3. The Academy turned consultants into agent operators

Cohort 1 · 16 ppl
Bid managers & senior writers
Tracks 1 & 2. Every graduate operates Wave-1 agents independently and contributes to bid library curation.
Cohort 2 · 14 ppl
Mixed practice consultants
All five tracks. Two of the four Wave-2 agents (PRICING-MODELER, Q&A-RESPONDER) were built by Cohort 2 graduates.
Cohort 3 · 8 ppl
Senior leadership & partners
Tracks 1 & 5 (operator awareness + governance). The partner group can now make informed decisions about agent rollout, risk, and investment without IT translation.

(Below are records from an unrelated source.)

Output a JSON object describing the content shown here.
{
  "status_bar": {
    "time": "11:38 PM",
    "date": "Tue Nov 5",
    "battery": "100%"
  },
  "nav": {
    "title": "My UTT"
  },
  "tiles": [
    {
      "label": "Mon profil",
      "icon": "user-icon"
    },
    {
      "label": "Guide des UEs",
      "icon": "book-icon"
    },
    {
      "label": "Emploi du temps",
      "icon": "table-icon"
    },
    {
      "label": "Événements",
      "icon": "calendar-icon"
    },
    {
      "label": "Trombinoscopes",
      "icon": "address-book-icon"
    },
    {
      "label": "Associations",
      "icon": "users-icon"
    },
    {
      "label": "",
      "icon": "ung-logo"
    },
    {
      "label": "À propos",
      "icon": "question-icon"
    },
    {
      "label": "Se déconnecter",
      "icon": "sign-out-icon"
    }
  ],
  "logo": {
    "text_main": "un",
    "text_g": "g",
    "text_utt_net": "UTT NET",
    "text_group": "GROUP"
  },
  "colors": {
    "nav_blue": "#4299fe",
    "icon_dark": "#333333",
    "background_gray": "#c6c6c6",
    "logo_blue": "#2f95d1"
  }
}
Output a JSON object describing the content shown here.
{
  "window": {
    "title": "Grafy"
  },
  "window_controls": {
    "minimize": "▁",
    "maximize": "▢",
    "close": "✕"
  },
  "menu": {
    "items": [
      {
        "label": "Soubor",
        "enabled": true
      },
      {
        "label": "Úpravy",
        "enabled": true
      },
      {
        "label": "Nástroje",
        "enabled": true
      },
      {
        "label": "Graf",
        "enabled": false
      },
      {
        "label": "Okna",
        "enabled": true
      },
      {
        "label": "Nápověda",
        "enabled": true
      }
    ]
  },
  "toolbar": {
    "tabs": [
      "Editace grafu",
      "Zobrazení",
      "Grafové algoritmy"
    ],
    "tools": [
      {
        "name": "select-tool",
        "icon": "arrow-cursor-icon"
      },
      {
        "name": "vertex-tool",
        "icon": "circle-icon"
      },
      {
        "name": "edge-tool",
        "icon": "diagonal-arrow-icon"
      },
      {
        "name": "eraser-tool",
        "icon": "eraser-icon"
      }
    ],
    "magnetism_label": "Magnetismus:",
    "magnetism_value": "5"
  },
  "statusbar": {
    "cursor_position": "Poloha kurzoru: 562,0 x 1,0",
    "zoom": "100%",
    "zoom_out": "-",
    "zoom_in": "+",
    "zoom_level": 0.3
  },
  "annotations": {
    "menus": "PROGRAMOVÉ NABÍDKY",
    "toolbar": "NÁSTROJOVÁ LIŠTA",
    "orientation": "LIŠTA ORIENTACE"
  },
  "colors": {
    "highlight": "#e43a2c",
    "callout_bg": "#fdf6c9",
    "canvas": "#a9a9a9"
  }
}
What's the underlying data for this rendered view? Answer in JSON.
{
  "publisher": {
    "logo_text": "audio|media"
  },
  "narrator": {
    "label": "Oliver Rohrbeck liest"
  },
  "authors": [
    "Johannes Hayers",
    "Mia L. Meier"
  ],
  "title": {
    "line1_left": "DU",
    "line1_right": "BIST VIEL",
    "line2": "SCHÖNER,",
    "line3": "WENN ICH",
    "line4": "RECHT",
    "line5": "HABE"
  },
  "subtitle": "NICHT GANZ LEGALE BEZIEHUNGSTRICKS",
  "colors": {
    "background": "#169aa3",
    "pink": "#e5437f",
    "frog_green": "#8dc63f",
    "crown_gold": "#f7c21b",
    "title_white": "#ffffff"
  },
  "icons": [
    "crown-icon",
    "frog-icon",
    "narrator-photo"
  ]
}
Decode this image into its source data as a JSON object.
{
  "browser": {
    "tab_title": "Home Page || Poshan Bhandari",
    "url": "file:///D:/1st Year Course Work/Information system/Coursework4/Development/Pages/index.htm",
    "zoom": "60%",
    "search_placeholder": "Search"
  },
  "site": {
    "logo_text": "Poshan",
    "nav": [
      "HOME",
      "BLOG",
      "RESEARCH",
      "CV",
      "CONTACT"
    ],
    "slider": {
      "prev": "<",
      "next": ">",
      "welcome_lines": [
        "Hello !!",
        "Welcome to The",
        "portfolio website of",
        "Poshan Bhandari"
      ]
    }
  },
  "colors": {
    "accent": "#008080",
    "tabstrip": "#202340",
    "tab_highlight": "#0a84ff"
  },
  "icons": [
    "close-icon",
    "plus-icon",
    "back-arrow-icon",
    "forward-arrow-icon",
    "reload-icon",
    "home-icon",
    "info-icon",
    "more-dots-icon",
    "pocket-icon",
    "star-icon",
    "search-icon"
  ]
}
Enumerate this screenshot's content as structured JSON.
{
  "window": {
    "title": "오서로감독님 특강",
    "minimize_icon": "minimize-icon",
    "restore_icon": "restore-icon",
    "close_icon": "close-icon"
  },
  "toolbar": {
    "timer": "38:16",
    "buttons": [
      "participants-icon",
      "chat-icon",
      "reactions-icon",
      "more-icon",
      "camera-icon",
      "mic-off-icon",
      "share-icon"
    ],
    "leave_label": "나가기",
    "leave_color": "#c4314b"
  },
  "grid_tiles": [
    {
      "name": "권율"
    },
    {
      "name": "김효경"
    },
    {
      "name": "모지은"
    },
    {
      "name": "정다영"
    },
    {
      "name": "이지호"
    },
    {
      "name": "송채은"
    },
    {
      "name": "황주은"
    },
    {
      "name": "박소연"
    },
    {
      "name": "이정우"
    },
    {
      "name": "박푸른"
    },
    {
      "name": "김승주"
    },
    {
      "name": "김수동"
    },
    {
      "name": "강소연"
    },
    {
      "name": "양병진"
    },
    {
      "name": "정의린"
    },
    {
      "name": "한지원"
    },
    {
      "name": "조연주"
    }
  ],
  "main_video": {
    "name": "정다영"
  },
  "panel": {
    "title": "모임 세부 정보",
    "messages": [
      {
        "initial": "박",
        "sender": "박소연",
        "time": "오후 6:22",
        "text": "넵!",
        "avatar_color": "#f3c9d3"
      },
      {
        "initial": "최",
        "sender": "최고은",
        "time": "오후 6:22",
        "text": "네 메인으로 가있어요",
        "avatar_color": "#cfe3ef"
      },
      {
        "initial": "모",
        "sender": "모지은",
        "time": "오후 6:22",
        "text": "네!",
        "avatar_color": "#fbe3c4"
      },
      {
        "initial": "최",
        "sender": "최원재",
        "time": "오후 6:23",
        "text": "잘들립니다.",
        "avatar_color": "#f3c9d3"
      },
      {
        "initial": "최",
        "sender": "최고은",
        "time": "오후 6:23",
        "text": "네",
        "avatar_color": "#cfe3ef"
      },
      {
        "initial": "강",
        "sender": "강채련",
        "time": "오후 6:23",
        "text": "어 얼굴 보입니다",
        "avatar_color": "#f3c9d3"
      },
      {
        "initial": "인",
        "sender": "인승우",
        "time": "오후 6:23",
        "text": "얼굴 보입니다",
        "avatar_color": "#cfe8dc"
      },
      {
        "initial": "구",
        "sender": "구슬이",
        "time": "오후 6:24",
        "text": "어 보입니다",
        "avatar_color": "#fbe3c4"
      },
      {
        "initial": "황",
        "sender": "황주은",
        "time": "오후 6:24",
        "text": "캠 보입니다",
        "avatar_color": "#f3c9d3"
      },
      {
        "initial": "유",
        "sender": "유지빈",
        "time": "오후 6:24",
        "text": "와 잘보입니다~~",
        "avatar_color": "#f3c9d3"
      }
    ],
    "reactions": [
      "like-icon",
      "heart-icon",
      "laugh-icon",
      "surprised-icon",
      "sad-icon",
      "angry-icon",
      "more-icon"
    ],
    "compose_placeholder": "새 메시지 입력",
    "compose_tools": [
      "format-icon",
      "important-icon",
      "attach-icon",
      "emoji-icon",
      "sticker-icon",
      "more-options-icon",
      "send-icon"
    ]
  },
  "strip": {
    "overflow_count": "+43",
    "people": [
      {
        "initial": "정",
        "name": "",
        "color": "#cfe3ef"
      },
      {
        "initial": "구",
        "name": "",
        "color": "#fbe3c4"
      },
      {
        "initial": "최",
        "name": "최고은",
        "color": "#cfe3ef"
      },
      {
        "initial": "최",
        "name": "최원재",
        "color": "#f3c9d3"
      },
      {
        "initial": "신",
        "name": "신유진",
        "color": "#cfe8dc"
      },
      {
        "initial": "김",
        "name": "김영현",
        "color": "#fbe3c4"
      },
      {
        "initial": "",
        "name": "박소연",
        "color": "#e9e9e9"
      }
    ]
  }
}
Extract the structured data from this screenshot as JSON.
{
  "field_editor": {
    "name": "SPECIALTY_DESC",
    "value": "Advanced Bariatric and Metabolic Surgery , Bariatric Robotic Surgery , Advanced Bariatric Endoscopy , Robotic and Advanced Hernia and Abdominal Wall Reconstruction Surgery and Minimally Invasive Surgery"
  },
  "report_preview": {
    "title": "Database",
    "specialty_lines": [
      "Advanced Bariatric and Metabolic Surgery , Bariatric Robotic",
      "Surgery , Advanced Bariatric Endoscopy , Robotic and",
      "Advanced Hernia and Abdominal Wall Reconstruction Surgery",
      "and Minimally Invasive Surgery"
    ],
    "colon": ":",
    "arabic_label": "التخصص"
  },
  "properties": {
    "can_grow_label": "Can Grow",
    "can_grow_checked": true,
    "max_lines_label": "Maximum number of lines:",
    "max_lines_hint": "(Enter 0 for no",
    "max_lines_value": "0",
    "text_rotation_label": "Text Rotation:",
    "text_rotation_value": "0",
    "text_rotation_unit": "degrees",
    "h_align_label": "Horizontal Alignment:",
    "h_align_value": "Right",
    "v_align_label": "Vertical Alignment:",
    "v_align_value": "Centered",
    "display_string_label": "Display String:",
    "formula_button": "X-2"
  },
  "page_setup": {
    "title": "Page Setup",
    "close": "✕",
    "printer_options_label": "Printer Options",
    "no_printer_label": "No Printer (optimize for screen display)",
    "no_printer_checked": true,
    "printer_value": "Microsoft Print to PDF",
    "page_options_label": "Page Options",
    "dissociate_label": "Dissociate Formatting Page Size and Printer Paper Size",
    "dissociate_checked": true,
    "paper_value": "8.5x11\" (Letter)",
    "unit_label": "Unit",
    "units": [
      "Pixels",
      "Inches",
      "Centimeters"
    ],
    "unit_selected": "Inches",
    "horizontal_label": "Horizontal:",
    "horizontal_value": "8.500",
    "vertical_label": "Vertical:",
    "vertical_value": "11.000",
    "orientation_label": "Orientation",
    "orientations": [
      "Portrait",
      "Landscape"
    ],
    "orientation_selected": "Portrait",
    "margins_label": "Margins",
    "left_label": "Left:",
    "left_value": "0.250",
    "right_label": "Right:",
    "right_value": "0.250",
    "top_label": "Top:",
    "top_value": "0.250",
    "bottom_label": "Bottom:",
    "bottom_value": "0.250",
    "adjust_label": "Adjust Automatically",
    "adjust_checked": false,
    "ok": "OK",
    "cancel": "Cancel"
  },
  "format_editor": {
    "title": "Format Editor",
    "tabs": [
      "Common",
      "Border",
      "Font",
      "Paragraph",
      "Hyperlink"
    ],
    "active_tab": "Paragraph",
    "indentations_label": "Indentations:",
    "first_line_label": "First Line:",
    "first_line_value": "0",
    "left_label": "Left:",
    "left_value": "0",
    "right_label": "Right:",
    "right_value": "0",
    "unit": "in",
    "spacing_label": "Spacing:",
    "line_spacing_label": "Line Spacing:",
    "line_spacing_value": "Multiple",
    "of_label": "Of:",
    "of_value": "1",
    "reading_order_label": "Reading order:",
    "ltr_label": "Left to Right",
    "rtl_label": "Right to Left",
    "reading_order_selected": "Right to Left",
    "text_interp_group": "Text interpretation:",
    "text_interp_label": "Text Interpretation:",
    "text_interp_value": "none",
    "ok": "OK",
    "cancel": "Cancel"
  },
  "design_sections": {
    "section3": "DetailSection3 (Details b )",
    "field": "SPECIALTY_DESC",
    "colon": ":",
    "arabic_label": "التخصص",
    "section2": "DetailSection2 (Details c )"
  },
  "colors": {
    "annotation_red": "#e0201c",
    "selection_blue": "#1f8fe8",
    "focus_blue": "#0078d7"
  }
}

The Academy is now run internally. Cohort 4 (currently in progress) is being delivered by a Cohort 1 graduate.

The human dimension

"I have been doing public-sector tendering for 24 years. The shape of the work has changed twice in that time — once when the EU procurement directive came in, and again with this engagement. We are competing against firms ten times our size and winning. That was not possible in 2023."

Managing Partner

"I used to dread the four weeks before a major submission. Now I look at a tender notice and I know we can mount a serious response in five days. The agents do not write the bid — I still write the bid. They give me a draft I can react to instead of a blank page. The leverage is unbelievable."

Senior Bid Manager

"I was the person who killed the ChatGPT pilot. I have signed off on every aspect of the OpenClaw system. The difference is straightforward: this one runs on our hardware and our staff understand it from the inside."

General Counsel

Lessons for other government and public-sector advisory firms

When this model fits

  • You operate in regulated procurement environments where data confidentiality is non-negotiable
  • Your bid production is the bottleneck on growth, not your delivery capacity
  • You have a deep historical bid and project archive that you currently cannot fully exploit
  • You face competition from much larger firms who you can beat on quality but lose to on volume
  • You want a permanent in-house capability, not a SaaS dependency

The deliverable

The contracted commitment was nine months. We exited on schedule. The firm's "Agent Engineering" function is now a permanent four-person internal team, all Academy graduates. Their roadmap includes seven additional agents over the next 18 months — none of which we will build.

We did the first wave. We taught the discipline. The firm owns the capability. That is the engagement.